I originally found out about Ruskin College after sorting through some newspapers to burn on the fire in my living room, back in early 1996. As I sorted through the various
newspapers and magazines, I came across a scrap of paper from the Guardian which had a little add for Ruskin College on it. I wrote the address down and posted off for some more information and an application form. At the time, I was unemployed, had no qualifications, and had become tired of carrying out Low paid Labouring work.
I was absolutely bowled over when I read the information pack and found out that they were a College in the centre of Oxford who had traditionally recruited people from working class and trade Union backgrounds. I applied to study at the College immediately and was interviewed over the phone less than a week after applying, the tutor Mavis
Bayton, called me back next day and offered me a place on her course. Within a month, I was running around various friends and family members borrowing the money for the train fair to Oxford to begin my studies in the social sciences.

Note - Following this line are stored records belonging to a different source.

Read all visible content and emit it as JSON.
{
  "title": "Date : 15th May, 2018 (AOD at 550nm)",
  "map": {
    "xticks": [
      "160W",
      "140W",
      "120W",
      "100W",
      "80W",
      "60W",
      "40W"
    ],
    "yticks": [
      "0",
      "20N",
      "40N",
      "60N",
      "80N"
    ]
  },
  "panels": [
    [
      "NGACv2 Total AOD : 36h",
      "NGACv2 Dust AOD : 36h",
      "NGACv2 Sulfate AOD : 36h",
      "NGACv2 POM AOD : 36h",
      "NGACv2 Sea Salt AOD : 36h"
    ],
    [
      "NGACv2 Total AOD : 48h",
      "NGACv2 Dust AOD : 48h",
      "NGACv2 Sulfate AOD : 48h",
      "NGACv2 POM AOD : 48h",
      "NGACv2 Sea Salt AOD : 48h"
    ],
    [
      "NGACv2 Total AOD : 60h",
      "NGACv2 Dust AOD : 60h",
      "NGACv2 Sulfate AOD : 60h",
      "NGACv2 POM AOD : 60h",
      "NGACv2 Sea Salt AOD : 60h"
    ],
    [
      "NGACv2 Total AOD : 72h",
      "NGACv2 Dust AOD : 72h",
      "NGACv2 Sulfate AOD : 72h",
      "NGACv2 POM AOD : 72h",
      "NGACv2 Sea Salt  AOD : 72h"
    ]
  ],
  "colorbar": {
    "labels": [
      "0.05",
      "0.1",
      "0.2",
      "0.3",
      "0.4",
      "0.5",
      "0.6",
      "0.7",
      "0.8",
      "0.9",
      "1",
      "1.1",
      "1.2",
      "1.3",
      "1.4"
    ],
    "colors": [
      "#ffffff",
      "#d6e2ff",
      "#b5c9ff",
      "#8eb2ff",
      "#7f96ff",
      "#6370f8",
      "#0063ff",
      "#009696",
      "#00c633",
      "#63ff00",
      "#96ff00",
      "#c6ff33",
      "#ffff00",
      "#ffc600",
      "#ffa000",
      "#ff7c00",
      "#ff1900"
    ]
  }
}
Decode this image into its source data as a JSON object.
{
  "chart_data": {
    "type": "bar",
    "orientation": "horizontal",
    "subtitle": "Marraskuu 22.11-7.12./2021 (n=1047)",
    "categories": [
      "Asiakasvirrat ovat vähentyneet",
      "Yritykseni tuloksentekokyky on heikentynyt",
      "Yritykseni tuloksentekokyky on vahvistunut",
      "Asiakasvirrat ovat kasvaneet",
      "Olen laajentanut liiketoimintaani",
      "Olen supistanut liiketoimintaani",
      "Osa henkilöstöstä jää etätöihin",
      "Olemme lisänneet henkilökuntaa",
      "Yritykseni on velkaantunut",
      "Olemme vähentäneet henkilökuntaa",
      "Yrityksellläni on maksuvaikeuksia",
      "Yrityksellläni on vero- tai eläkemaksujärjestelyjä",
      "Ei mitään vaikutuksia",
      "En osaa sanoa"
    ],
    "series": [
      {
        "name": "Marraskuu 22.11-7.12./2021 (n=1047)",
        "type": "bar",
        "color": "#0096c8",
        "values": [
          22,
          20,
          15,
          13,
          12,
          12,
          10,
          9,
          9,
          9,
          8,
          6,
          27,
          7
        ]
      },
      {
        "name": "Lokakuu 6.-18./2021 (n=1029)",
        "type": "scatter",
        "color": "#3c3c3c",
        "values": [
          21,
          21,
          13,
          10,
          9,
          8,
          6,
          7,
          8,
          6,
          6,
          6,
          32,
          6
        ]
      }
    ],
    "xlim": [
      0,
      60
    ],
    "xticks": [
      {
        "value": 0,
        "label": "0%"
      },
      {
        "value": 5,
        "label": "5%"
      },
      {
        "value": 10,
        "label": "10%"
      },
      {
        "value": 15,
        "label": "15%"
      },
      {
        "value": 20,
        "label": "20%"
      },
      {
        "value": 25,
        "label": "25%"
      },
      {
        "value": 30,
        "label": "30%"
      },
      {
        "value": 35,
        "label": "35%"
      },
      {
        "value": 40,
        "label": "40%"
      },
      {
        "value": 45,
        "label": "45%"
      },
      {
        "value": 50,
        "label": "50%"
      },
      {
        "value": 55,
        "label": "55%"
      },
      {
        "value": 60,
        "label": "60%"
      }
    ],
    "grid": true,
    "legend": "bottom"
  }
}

Ruskin College began life in 1899 in Oxford and was named after the Art critic and social commentator John Ruskin. The intentions of the colleges American founders Charles
Beard, and Walter Vrooman was to make education available for people from working class backgrounds in Oxford one of the most important and elitist places of learning in the UK, where there was previously no provision. Walter Vrooman’s wife Amne offered her financial support and so Ruskin College was born. A major catalyst in the development of Ruskin College was down to the fact that Both Beard and Vrooman had both studied in Oxford in their earlier days and were saddened that there were no ordinary people studying at the University, only those from wealthy and aristocratic backgrounds. From its inception onward Ruskin College became a symbol and marker for working class education, and was attended by people from the trade Union, and Labour movement.
Learning at the college
When I went to Ruskin College I managed to gain access as a result of my telephone interview, where I was asked what sort of area I lived in, and a little about my interests and family background. When I entered into Education at Ruskin College, I had no formal qualifications to speak of, other than 3 mediocre CSE qualifications from my Secondary School days.
This is a unique feature of Ruskin College, if you have worked in a certain sector, or have had an interesting and educational life experiences, the College will view this as a qualification within its own right other than one that you have gone to college to study for. Whilst actually studying at the College, teaching staff are aware that many of its students will have little or no understanding of academic methods, and offers an incredible level of support, including study skills groups, personal or small group weekly tutorials.
As Ruskin is a Political college, by the very fact of why it was opened up in the first place, and the people who have traditionally attended, its courses offer working class people the chance to learn about and combat their own oppression through education. For me personally, the college offers a fully inclusive and progressive form of education to those who were previously denied access to further and higher education because of the financial and work situations and I am eternally grateful to the College for giving me the chance to study there.
For a permanent culture
An inclusive, progressive and Political education is an important part of how we need to develop educational models for a sustainable and just future, places like Ruskin College create the opportunities and space where Political and Philosophical ideas can flourish. And for a fairer future that we all want to see, the Ruskin College of the present is providing social justice through education for the future.